NJ Forecasts Increased Budget Revenue
Earlier this week, the nonpartisan Office of Legislative Services (OLS) and the Department of Treasury both announced that they are forecasting billions of dollars more in revenue than previously expected, largely due to an increase in income tax filings. Treasury’s combined two-year forecasts are $7.8 billion higher than its initial forecasts in March and OLS increased its revenue forecast by $3.6 billion over the same two years. If those new estimates are accurate, the state would have some $6.9 billion more in tax revenue than what the Murphy administration initially estimated in March.
According to OLS, the federal government and many states, like New Jersey, realized huge increases in April tax payments. David Drescher, section chief for revenue, finance and appropriations at OLS said that the unexpected increase in revenue is related to the “boom in financial markets and overheated economy over the past 12 months.”
Despite this recent unanticipated revenue surge, Drescher cautioned that “In light of the dive in stock markets since the start of this year, we should not expect this kind of revenue to continue.”
Legislative Leaders Offer Budget Priorities
Immediately following the state’s announcement of the increased revenue projections, Assembly Speaker Craig Coughlin said that he wants this budget to include the “largest tax relief program in state history.”
“I look forward to working with legislative leadership and the Governor over the coming weeks to craft a proposal and deliver on that promise for the people of New Jersey,” Coughlin said. “With reasons to be cautious on the horizon, we will also make sure to leverage our surplus, so we are ready to weather any storm coming our way.”
Senate Budget Chair Paul Sarlo said he wants a surplus that’s in the range of $7 to $8 billion – up from $6 billion he was seeking prior to the latest revenue update. Sarlo also indicated that he is open to discussing more tax relief with Speaker Coughlin and paying down additional debt.

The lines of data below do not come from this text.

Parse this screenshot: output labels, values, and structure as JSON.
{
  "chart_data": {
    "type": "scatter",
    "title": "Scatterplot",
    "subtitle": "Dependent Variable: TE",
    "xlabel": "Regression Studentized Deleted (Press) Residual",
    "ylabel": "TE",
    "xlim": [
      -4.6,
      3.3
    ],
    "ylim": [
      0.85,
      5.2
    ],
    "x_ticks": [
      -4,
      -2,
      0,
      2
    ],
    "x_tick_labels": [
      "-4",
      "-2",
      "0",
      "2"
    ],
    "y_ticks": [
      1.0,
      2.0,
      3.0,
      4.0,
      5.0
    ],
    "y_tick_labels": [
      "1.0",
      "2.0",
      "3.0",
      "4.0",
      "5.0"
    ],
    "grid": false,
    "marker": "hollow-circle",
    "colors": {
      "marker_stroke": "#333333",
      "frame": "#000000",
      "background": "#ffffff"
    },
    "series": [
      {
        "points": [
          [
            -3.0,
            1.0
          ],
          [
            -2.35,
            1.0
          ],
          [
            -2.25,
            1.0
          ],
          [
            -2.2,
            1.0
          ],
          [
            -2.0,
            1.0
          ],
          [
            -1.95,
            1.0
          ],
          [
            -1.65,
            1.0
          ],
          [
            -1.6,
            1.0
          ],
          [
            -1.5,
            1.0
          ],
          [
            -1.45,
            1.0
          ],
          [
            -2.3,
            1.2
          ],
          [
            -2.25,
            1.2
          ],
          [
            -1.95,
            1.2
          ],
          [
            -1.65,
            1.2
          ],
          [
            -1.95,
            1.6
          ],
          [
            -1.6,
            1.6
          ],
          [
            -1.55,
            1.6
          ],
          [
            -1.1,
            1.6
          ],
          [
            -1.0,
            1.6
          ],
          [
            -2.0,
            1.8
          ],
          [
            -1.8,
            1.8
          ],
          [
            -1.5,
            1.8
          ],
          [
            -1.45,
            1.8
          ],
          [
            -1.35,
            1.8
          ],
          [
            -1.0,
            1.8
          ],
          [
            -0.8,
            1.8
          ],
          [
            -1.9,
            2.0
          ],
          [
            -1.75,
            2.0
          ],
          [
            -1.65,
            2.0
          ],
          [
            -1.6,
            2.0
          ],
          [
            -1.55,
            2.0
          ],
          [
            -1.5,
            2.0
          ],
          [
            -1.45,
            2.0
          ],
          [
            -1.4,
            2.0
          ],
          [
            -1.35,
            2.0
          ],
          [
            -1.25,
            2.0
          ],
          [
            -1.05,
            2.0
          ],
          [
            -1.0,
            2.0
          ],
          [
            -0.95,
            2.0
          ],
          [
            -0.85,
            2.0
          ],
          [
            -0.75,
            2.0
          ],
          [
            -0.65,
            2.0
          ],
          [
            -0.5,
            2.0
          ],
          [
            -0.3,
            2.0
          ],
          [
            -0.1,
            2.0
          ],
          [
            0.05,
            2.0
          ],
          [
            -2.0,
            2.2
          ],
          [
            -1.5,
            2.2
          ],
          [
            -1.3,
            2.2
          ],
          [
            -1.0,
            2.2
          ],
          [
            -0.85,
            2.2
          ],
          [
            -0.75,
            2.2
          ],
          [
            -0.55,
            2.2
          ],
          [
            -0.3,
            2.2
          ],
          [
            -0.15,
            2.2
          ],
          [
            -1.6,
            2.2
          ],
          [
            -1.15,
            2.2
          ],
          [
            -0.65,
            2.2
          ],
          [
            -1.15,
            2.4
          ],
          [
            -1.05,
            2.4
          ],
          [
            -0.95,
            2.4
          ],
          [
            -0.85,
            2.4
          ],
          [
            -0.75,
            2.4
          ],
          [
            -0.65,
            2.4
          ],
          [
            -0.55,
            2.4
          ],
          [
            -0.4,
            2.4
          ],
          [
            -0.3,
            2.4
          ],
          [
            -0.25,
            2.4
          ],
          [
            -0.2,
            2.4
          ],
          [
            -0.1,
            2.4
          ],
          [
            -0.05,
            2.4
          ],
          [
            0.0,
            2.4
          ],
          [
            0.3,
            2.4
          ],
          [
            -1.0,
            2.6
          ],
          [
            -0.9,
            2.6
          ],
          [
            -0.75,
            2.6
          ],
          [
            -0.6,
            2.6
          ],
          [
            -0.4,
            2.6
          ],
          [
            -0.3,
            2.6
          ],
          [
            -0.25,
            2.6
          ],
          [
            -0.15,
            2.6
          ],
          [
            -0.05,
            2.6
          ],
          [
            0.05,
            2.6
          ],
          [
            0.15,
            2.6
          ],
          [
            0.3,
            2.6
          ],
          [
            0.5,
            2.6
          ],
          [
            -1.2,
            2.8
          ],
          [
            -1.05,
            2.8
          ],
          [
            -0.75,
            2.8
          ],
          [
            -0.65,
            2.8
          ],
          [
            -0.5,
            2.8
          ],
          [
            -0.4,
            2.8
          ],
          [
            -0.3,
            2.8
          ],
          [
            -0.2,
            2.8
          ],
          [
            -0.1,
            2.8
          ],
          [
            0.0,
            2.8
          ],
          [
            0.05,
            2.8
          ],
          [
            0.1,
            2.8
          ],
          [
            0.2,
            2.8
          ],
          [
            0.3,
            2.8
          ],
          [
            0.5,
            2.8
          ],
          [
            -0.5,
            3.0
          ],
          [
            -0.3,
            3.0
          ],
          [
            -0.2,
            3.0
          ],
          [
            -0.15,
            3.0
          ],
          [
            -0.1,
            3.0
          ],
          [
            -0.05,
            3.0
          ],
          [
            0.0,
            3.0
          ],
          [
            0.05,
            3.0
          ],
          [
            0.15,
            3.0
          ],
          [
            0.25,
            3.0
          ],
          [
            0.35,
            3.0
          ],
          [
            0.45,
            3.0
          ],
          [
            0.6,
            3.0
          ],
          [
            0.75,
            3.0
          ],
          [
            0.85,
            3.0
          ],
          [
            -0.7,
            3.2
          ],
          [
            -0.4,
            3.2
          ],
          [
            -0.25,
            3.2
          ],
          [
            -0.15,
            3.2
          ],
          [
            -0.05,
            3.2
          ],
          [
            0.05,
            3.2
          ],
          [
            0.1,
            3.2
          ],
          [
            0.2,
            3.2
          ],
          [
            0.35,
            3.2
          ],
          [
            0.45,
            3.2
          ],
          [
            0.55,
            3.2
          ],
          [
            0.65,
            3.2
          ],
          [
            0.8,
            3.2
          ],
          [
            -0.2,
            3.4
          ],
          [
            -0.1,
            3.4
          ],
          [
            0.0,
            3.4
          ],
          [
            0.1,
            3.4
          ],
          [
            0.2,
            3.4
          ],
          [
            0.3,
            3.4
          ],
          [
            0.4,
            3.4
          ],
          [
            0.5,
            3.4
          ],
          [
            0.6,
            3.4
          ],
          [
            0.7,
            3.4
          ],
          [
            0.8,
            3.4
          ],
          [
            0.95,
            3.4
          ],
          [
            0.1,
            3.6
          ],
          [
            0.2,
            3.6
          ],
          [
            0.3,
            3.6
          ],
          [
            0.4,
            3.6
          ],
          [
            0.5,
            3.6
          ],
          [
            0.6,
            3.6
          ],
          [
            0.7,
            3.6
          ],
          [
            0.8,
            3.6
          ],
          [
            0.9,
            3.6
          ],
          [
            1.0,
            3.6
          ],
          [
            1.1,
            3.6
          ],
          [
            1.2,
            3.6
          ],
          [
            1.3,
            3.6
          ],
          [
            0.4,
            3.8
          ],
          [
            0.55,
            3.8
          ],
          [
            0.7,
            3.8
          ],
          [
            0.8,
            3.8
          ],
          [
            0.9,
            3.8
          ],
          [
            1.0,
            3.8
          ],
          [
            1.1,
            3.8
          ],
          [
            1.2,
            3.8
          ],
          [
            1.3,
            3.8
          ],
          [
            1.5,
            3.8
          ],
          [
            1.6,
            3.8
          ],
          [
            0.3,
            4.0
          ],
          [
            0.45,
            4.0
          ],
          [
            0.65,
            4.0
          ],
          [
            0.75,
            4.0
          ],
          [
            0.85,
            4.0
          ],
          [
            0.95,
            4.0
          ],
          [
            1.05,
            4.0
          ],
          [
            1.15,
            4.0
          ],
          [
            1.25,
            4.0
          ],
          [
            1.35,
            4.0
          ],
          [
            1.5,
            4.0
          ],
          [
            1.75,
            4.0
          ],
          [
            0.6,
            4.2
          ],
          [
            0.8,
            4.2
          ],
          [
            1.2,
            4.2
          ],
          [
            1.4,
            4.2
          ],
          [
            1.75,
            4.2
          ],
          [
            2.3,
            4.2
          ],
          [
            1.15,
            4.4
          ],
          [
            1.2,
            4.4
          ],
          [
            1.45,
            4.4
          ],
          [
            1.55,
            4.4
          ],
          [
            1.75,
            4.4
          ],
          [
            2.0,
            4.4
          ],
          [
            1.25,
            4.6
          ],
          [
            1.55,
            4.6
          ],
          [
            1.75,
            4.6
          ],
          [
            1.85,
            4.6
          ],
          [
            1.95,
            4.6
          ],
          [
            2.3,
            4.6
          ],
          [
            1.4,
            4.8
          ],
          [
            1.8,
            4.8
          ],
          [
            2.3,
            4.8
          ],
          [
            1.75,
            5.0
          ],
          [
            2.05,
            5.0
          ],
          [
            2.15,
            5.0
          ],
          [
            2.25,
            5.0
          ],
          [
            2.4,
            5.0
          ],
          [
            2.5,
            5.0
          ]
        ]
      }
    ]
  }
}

Deputy State Treasurer Aaron Binder said that the Murphy Administration would also like to see an increased surplus. “We don’t have a specific number but with the resources coming in, we want as large a surplus as possible,” said Binder.
New Jersey Equitable Energy Coalition Formed
This week, New Jersey civil rights leaders launched a new organization to advocate against pollution and for clean energy initiatives in low-income neighborhoods and communities of color.
The group, New Jersey Progressive Equitable Energy Coalition, is made up of several groups including New Jersey NAACP, Latino Action Network, Clean Energy Advocate for Isles Inc., Atlantic Climate Justice Alliance and the New Jersey Coalition of Latino Pastors and Ministers. The new coalition uses the abbreviation NJPEEC, which is pronounced "NJ peak."
"We learned that just being aware of something does not equal change. You need power, you need leverage, you need partnership, you need relationships,” said Marcus Sibley, chair of the New Jersey NAACP’s environmental and climate justice committee.
New Jersey NAACP’s Marcus Sibley, who will also chair the new group, said civil rights organizations will be trying to move legislation and encourage policies that put equity at the forefront of the clean energy and climate change discussion.
New Jersey has a landmark law from 2020 that aims to limit new pollution sources in neighborhoods already shouldering a disproportionate burden. The law also requires the Department of Environmental Protection to craft regulations, which the department has yet to release.
Sibley said problems with the law’s implementation are part of what prompted the coalition to form. “We learned that even with one of the nation’s most progressive environmental justice laws, there are still loopholes these companies are trying to fight to get through,” he said.
New Legislator Profile: Assemblywoman Victoria A. Flynn (R-13)
Assemblywoman Flynn was elected to the New Jersey State Assembly in November 2021 and currently serves on the Assembly Financial Institutions and Insurance Committee (AFI), Assembly Housing Committee, the Assembly Judiciary Committee, and the Joint Committee on Public Schools.
Assemblywoman Flynn has previously served on the Nutley Board of Education and most recently as President of the Holmdel Township School District Board of Education. Assemblywoman Flynn earned a BA from Rutgers University (Political Science), a JD from Seton Hall Law School and is a practicing attorney in New Jersey.
Murphy Announces $125 Million Film & TV Studio in Newark
On Tuesday, Governor Murphy and local officials were in Newark to announce the latest project: a $125 million film and television studio to be built over the next two years at the site of a former public housing project in the South Ward.
The facility, to be anchored by Lionsgate Studio, is expected to create more than 600 jobs for the region, with a priority given to Newark residents, as well as internships and educational opportunities to be overseen by the New Jersey Performing Arts Center.
Expected to open in 2024, the 300,000-square-foot facility will be a joint project by Lionsgate, the arts center and Great Points Studio, a studio management business that will own the site. The property has sat unoccupied since 2015, when the Seth Boyden Housing project was abandoned. The buildings were demolished in February.
"One of my administration’s priorities has been to enhance New Jersey’s film industry and create new revenue streams for our state,” Murphy said. “With the addition of the Lionsgate Newark Studio, New Jersey will cement its position as a hub for television and film production."